How to run the migration-safety comparison¶
How-to — check freshly generated XML against a trusted known-good file and catch the dangerous schema-valid-but-different case.
Schema validity proves the output fits the contract; it does not prove it says the same
thing as a file a consumer already depends on. The compare command closes that gap
(ADR 0004, FR-015).
Steps¶
-
Get a known-good reference. Drop a trusted prior-process file (e.g. one of the consumer's trial outputs) into
examples/reference/. A shipped sample,examples/reference/trial_known_good.xml, is there as a template. -
Produce fresh output.
make pipeline # writes build/acoustic_dataset.xml -
Compare.
Point it at other files by overriding the variables:make compare # build/acoustic_dataset.xml vs examples/reference/trial_known_good.xmlOr call the CLI directly:make compare COMPARE_GENERATED=build/acoustic_dataset.xml \ COMPARE_REFERENCE=examples/reference/your-trial-file.xmlpython -m acoustic_dataset.cli compare <generated.xml> <reference.xml>
How to read the result¶
- Clean match → prints
match: …and exits0. The documents are identical once cosmetic noise is removed. - Meaningful difference → prints a unified diff (reference → generated) and exits non-zero, so it fails CI and scripts rather than passing silently.

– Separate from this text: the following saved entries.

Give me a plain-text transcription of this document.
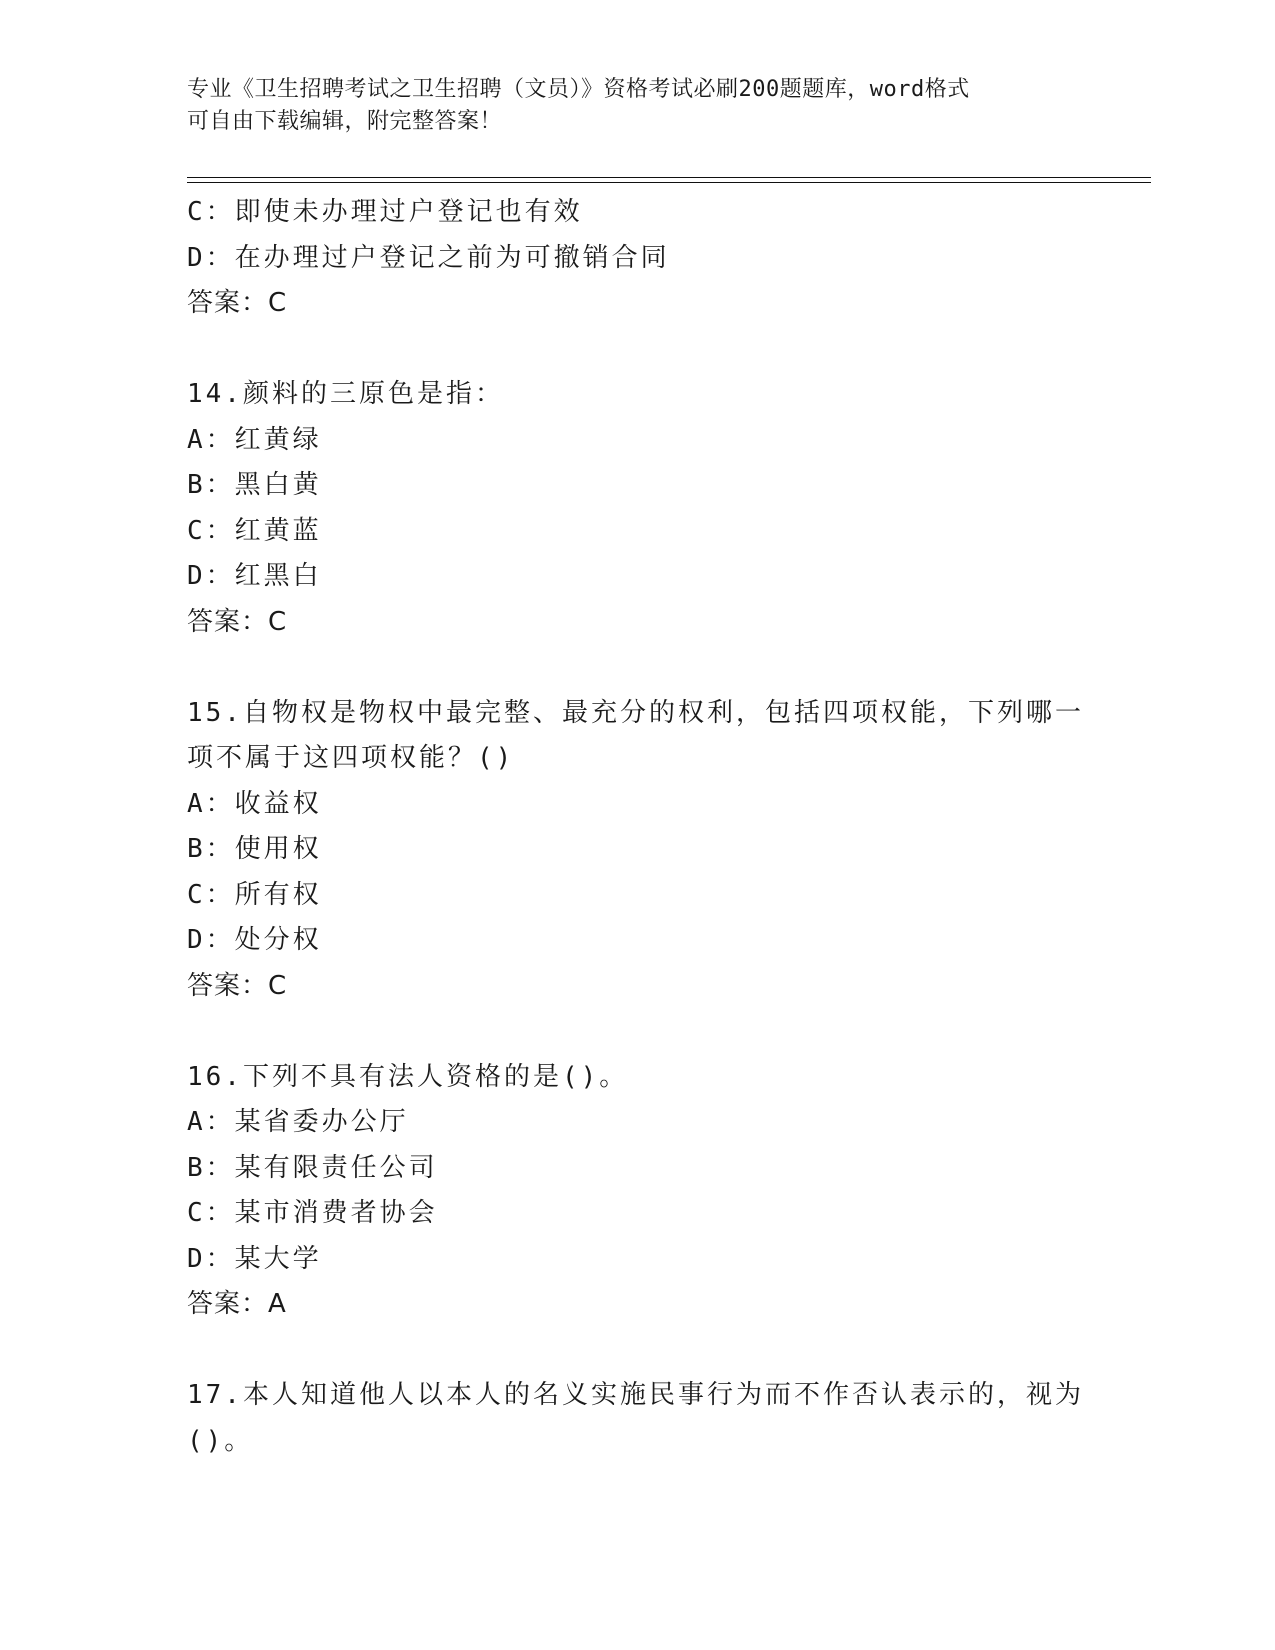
专业《卫生招聘考试之卫生招聘（文员）》资格考试必刷200题题库，word格式
可自由下载编辑，附完整答案！
C：即使未办理过户登记也有效
D：在办理过户登记之前为可撤销合同
答案：C
14.颜料的三原色是指：
A：红黄绿
B：黑白黄
C：红黄蓝
D：红黑白
答案：C
15.自物权是物权中最完整、最充分的权利，包括四项权能，下列哪一
项不属于这四项权能？()
A：收益权
B：使用权
C：所有权
D：处分权
答案：C
16.下列不具有法人资格的是()。
A：某省委办公厅
B：某有限责任公司
C：某市消费者协会
D：某大学
答案：A
17.本人知道他人以本人的名义实施民事行为而不作否认表示的，视为
()。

What counts as cosmetic (ignored) vs meaningful (caught)¶
The comparison canonicalises both sides first, so these never cause a failure:
| Ignored (cosmetic) | Example |
|---|---|
| Attribute order | a="1" b="2" vs b="2" a="1" |
| Whitespace / indentation | pretty-printed vs single-line |
| Namespace prefix | default xmlns=… vs ds: prefix (same URI) |
| Comments | a <!-- trial file --> banner |
Anything that changes the data — an element value, a missing or extra element, a different
structure — is reported as a difference. For instance, a radiated-noise Level of 134.000
that becomes 144.000 is still inside the schema's decibel band (so it stays schema-valid) but
is surfaced as a one-line diff.
Why prefixes and comments are ignored
A reference file from another tool may be serialised in a different style. The equality decision is fully namespace-aware; only the prefix label and documentation comments are treated as presentation, so style differences don't drown out the differences that matter.